Divide and Conciliate
// The Sochi Olympics will have at least three bosses
Russian President Vladimir Putin has rejected the idea of concentrating all preparations for the Olympic Games in a single organizing committee. Nor will he personally supervise the process. A three-headed management structure will have the authority to organize the Games, with several officials of Olympic stature involved. Minister of Economic Development and Trade German Gref presented one of those heads yesterday: an state Olympic corporation with capital of at least $7.5 billion for the state Olympic construction projects.
The government and presidential administration have begun creating structures to make preparations and carry out the 2014 Olympic Games in Sochi. On Friday, Russian President Vladimir Putin held a meeting on the matter. Leonid Tyagachev, president of the Russian Olympic Committee, confirmed for Kommersant that the meeting took place and that a tripartite management structure was approved to manage projects in Sochi. “The functions of state bodies will be determined more fully at the presidential council on fitness and sports in September,” Tyagachev said. He emphasized that no personnel decisions for managing the Sochi 2104 project had been made yet. Several other officials who are familiar with the results of the meeting with the president told Kommersant that he asked that his direct involvement in the Olympic structures be avoided and that he refused to approve a plan for unitary management of all preparations for the Games.
Kommersant has learned that the original idea of creating a unified Olympic organizing committee for the 2014 Sochi Games (as was done for the Olympic Games in Atlanta in 1996, Salt Lake City in 2002 and Athens in 2004) led to fierce fighting for the position of committee head. Various sources have identified Deputy Prime Minister Alexander Zhukov, presidential business manager Vladimir Kozhin, Alfa Bank president Petr Aven, chairman of the Russian 2014 Olympics bid committee Dmitry Chernyshenko and many others had set their sights on that position. Now, with a tripartite management structure, there will be many more positions to compete for.
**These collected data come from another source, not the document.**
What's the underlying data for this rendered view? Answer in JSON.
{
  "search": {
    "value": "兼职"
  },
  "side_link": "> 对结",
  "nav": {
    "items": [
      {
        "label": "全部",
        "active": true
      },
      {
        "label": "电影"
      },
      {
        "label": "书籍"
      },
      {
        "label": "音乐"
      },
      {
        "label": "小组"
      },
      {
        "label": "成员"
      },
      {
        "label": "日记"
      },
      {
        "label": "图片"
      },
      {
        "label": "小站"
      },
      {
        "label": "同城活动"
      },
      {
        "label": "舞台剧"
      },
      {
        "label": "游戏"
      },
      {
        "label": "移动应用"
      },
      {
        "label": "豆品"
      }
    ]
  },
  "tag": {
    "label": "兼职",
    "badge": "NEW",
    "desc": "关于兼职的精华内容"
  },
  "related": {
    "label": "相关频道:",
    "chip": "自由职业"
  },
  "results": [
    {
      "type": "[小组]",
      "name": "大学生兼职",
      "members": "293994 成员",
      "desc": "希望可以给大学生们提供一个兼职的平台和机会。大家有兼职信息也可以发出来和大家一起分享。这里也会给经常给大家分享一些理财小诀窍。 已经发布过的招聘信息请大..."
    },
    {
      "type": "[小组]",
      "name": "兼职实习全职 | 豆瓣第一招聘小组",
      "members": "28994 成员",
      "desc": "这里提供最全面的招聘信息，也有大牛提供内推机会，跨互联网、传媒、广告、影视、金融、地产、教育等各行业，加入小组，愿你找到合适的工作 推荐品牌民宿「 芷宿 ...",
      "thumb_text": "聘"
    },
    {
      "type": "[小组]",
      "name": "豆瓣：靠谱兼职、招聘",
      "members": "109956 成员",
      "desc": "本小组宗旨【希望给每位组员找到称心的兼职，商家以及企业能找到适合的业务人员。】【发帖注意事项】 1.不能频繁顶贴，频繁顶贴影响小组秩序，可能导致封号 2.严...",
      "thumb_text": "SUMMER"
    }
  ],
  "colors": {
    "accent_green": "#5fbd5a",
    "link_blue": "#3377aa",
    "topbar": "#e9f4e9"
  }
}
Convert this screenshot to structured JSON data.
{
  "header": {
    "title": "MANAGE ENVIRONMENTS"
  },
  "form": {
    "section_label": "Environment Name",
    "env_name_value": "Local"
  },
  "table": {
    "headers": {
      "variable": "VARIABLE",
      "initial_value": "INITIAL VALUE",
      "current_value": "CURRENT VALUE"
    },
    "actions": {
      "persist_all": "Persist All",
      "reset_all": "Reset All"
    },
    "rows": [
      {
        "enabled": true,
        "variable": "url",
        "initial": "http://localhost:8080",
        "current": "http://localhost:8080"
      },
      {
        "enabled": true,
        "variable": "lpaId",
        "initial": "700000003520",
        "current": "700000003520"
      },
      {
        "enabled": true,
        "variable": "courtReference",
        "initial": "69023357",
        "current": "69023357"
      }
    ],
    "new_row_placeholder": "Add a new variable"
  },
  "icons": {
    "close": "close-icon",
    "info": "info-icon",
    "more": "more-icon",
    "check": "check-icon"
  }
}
Economics Minister Gref announced the name of one of the main of one of those three heads of Russian Olympic organization at the meeting yesterday in Sochi. The Olympic Corporation of Russia will be created in October and November of this year as a state corporation to serve a unitary government customer and operator for Olympic facilities. There are three state corporations being set up in Russia now: Rosnanotekh (for the development of nanotechnology), Development Bank-Vneshekonombank (for state investment) and the Fund for the Support of Housing Reform. Federal State Unitary Enterprise Rosoboronexport is also seeking state corporation status. The status of state corporation, a noncommercial partnership, means not being subordinate to the government and comes with tax benefits.
Kommersant has obtained a transcript of the presentation of the organizational model for preparations for the 2014 Olympics. It was created for the Economics Ministry by the Regional Policy Institute, the Vegas Lex law firm and the National Institute on Competitiveness. Due to the need to place all construction projects in the same hands, which would be impossible in the massive structure of the organizational committee, he a number of functions have been separated from it. None of the drafters of the plan would comment on it.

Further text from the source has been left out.